I recently read a blog by Chioma Igwe, and it was so much of how I thought just a few years ago. But after reading it, I thought about how so much has changed for me. I still wonder if I will ever love doing something the way I love playing soccer. I don’t think it’s possible. Then I think about how lucky I am to have found something I am so passionate about. Some people search their lives for it. Before you feel a sense of sadness reading any of this, let me just tell you to stop right there. I’ve accomplished so much and not even for a second can I let myself feel sad. I’ve played 39 times for my country. I’ve traveled to over 14 different countries.

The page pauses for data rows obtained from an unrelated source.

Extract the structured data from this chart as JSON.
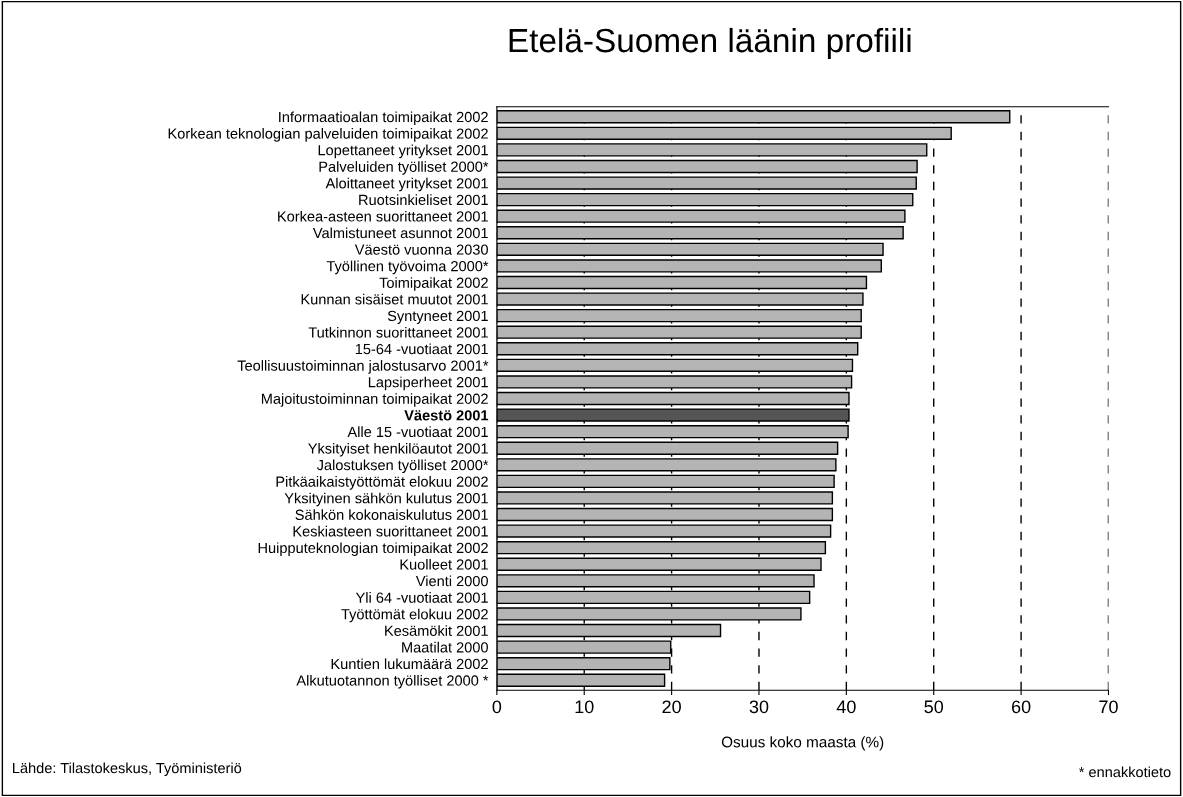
{
  "chart_data": {
    "type": "bar",
    "orientation": "horizontal",
    "title": "Etelä-Suomen läänin profiili",
    "xlabel": "Osuus koko maasta (%)",
    "categories": [
      "Informaatioalan toimipaikat 2002",
      "Korkean teknologian palveluiden toimipaikat 2002",
      "Lopettaneet yritykset 2001",
      "Palveluiden työlliset 2000*",
      "Aloittaneet yritykset 2001",
      "Ruotsinkieliset 2001",
      "Korkea-asteen suorittaneet 2001",
      "Valmistuneet asunnot 2001",
      "Väestö vuonna 2030",
      "Työllinen työvoima 2000*",
      "Toimipaikat 2002",
      "Kunnan sisäiset muutot 2001",
      "Syntyneet 2001",
      "Tutkinnon suorittaneet 2001",
      "15-64 -vuotiaat 2001",
      "Teollisuustoiminnan jalostusarvo 2001*",
      "Lapsiperheet 2001",
      "Majoitustoiminnan toimipaikat 2002",
      "Väestö 2001",
      "Alle 15 -vuotiaat 2001",
      "Yksityiset henkilöautot 2001",
      "Jalostuksen työlliset 2000*",
      "Pitkäaikaistyöttömät elokuu 2002",
      "Yksityinen sähkön kulutus 2001",
      "Sähkön kokonaiskulutus 2001",
      "Keskiasteen suorittaneet 2001",
      "Huipputeknologian toimipaikat 2002",
      "Kuolleet 2001",
      "Vienti 2000",
      "Yli 64 -vuotiaat 2001",
      "Työttömät elokuu 2002",
      "Kesämökit 2001",
      "Maatilat 2000",
      "Kuntien lukumäärä 2002",
      "Alkutuotannon työlliset 2000 *"
    ],
    "values": [
      58.7,
      52.0,
      49.2,
      48.1,
      48.0,
      47.6,
      46.7,
      46.5,
      44.2,
      44.0,
      42.3,
      41.9,
      41.7,
      41.7,
      41.3,
      40.7,
      40.6,
      40.3,
      40.3,
      40.2,
      39.0,
      38.8,
      38.6,
      38.4,
      38.4,
      38.2,
      37.6,
      37.1,
      36.3,
      35.8,
      34.8,
      25.6,
      19.9,
      19.8,
      19.2
    ],
    "colors": [
      "#b4b4b4",
      "#b4b4b4",
      "#b4b4b4",
      "#b4b4b4",
      "#b4b4b4",
      "#b4b4b4",
      "#b4b4b4",
      "#b4b4b4",
      "#b4b4b4",
      "#b4b4b4",
      "#b4b4b4",
      "#b4b4b4",
      "#b4b4b4",
      "#b4b4b4",
      "#b4b4b4",
      "#b4b4b4",
      "#b4b4b4",
      "#b4b4b4",
      "#555555",
      "#b4b4b4",
      "#b4b4b4",
      "#b4b4b4",
      "#b4b4b4",
      "#b4b4b4",
      "#b4b4b4",
      "#b4b4b4",
      "#b4b4b4",
      "#b4b4b4",
      "#b4b4b4",
      "#b4b4b4",
      "#b4b4b4",
      "#b4b4b4",
      "#b4b4b4",
      "#b4b4b4",
      "#b4b4b4"
    ],
    "xlim": [
      0,
      70
    ],
    "xticks": [
      0,
      10,
      20,
      30,
      40,
      50,
      60,
      70
    ],
    "grid": "x",
    "line_style": "dashed",
    "annotations": [
      "Lähde: Tilastokeskus, Työministeriö",
      "* ennakkotieto"
    ]
  }
}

I’ve been a part of three National Team residencies and been an alternate for an Olympic Team. I’ve played and lived overseas in France and Sweden and have had an incredible eight-year relationship with Nike. And let’s not forget four unbelievable years playing for The Pennsylvania State University and an amazing college education I received there. Not to mention the invaluable friendships I have made along the way, which to me are the most important of anything I have received. I’m lucky and I know it.
What’s next? Who knows? But I can tell you this. It’s time for me to give back. It’s time for me to pay it forward for all the unbelievable opportunities soccer has given me. And to thank all the amazing coaches, family, friends and fans (all two of you) I have who have supported me throughout my entire career. I know I will always be involved with soccer on some level. It’s given me too much for me to give up on it.
I am currently coaching club soccer in the Washington D.C. area and hope to pursue collegiate coaching in the near future. There are other things in life I have been exploring, and to be honest, I am really enjoying myself. It’s funny how your mind works, and many days I have to tell myself it’s OK I didn’t kill myself working out. With coaching, I still feel a part of the game, and with so many friends still playing, I make every effort to watch them play and hope to attend WPS games this summer. What I’ve come to realize is although I am not out there every day playing, soccer is still a huge part of me. It has just taken on a new form and it still makes me happy. I don’t know if any moment will ever feel as great as some of those game winning goals or championships I’ve been a part of but I can tell you that seeing the joy on a kids face you’ve worked with when they finally get what you’ve been trying to teach them comes pretty darn close.
Christie Welsh played for the U.S. Women’s National Team, and in her first full season with the team in 2000, she scored 11 goals in 15 games. A MAC Hermann trophy winner as a junior at Penn State, Welsh later went on to play in both WUSA and WPS. She also played overseas in France and Sweden.